Ana trabaja en un estudio contable. El ambiente es agradable, el horario flexible, y las tareas son prácticamente automáticas. En las seis horas que pasa allí dentro, Ana debe ordenar las facturas de compra que llegan desde diferentes empresas a la oficina en sobres de papel madera, llenar formularios, catalogarlos y sumarlos a las carpetas color naranja, verde y amarillo, para que esa rueda en el mecanismo híper aceitado, contribuya más tarde a la generación de un balance anual que los clientes esperan, algunos con ansias y, otros, con resignación.

Ana es metódica; acomoda su cuerpo sobre la silla, se arma un rodete alto como el obelisco al que le clava un lápiz para sostenerlo, inclina su cabeza sobre el escritorio, y se sumerge en su trabajo, como si lo hiciera en el mar. A las dos de la tarde, inexorablemente, Ana se despide y camina con su paso acelerado hasta el ascensor, mientras en su cara se pinta una sonrisa. El ascensor baja lentamente los ocho pisos que la separan del exilio, mientras imaginariamente Ana vuela, y vuelve a su normalidad: a los pájaros en la cabeza, a las manchas de óleo, a figuras geométricas que se superponen, a cuerpos desnudos color violeta, a semáforos que, como en el tango, dan tres luces celestes.

El ascensor es una cápsula teletransportadora que la lleva de sus obligaciones a su vida. Ana camina con las manos en los bolsillos, moviendo con sus finos dedos, de un lado hacia el otro, un puñado de monedas plateadas y doradas; las hace rodar, golpear y caer para luego apilarlas en perfecta armonía mientras va añascando detalles y gestos, colores que se realzan como un monumento ante los ojos de un niño, y que guarda en su memoria visual, para usarlos más tarde.

Ana puede pintar sin usar pinceles. Se detiene en una librería gitanesca y compra ocho pomos de pintura acrílica, un pincel Round y otro Flat. Ana camina seria, concentrada, sabiendo que a pesar de la posición del sol en el cielo, el día acaba de comenzar. Llega a su casa, se prepara un café con leche, se desviste y así, en bombacha y con una remera que alguna vez fue blanca, se ubica delante del bastidor, entre cierra sus ojos, y empieza a dar pinceladas a una figura femenina e impresionista que se vislumbra entre una muchedumbre con el puño en alto y una cabellera amarilla.

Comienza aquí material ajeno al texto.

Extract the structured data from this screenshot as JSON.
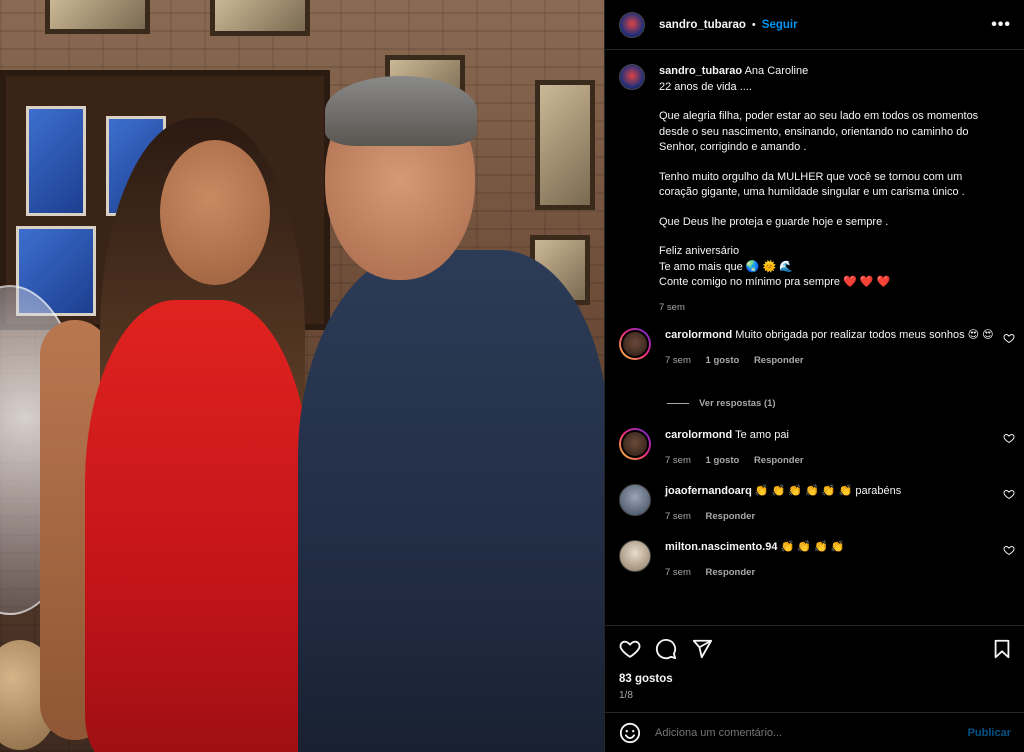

Durante horas Ana pinta y crea, como si la vida fuera todo lo que sucede entre una mancha y la siguiente, como si nada más importara. Hace una pausa, toma agua de una botella y enciende la música. Por los parlantes suena La máquina de ser feliz, de Charly Garcia, y Ana tararea “Plateada y lunar, remotamente digital, no tiene que hacer bien, no tiene que hacer mal, es inocencia artificial”. Después, acomoda su rodete y vuelve a su Rubicón personal. En toda la ciudad, en cada esquina de cada barrio, la tarde se hace noche. Pero allí dentro, en medio de esas cuatro paredes, el tiempo es totalmente superfluo.

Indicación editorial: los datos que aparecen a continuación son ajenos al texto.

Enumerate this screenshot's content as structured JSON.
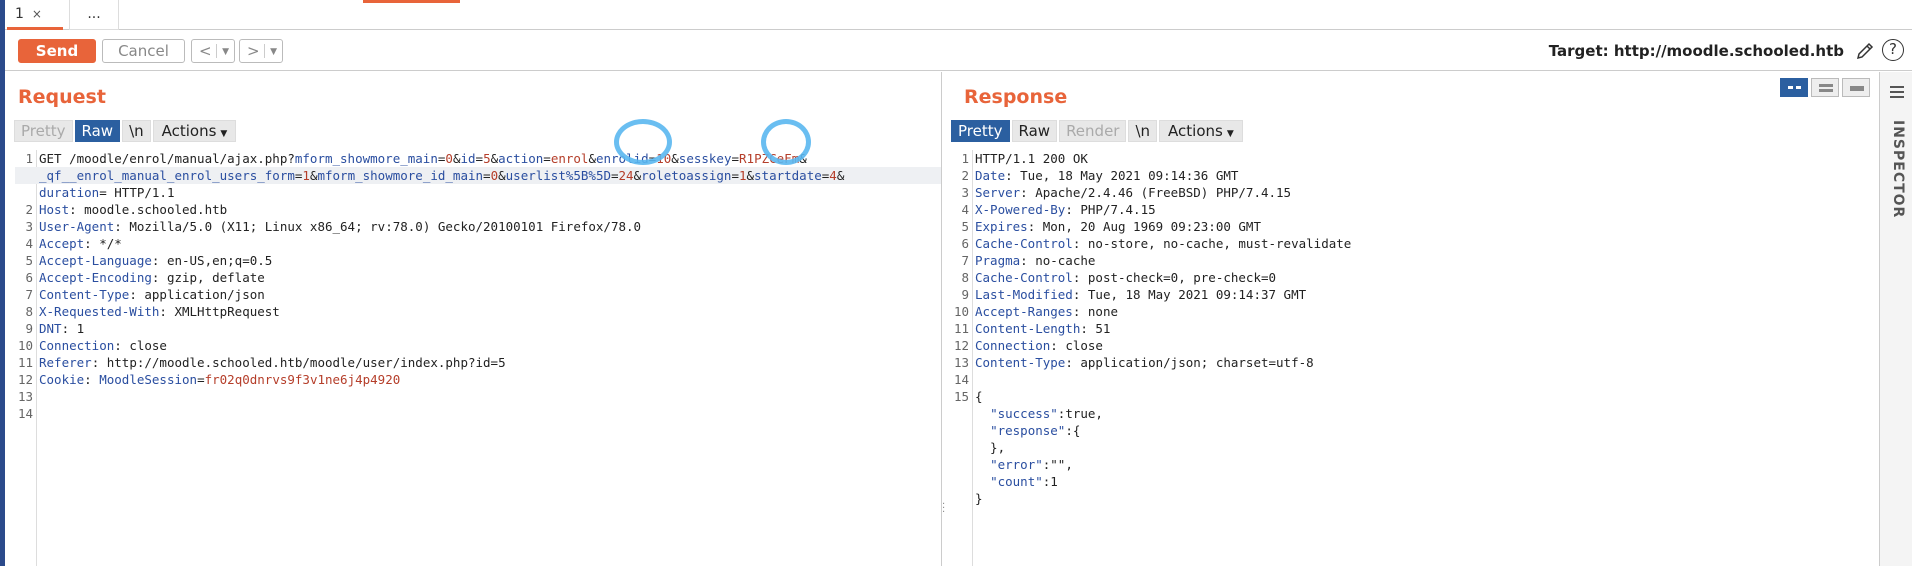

Es viernes y verano y cerca de las once de la noche una llamada a su celular la sustrae violentamente de su concentración: es una amiga que le pide, le suplica, que se sume a una reunión familiar en su casa, que la necesita, que está sola. Ana, después de una sesión de más de ocho horas de pintura, duda, pero acepta ir a acompañar a su amiga en medio de un puñado de extraños. Al llegar, en medio del bullicio, su amiga le presenta a sus padres y dialogan. Que un gusto Ana, que de donde sos, que qué edad tenés, que a qué te dedicás. Ana duda. -Soy administrativa en un estudio contable-, contesta. Y ahí, justo en ese instante y sin que ella siquiera se dé cuenta, una docena de francotiradores apuntan a los pájaros de su cabeza y disparan a matar. Aciertan, y la sangre es pintura de color azul. Ahí, justo en ese instante, Ana perdió su batalla.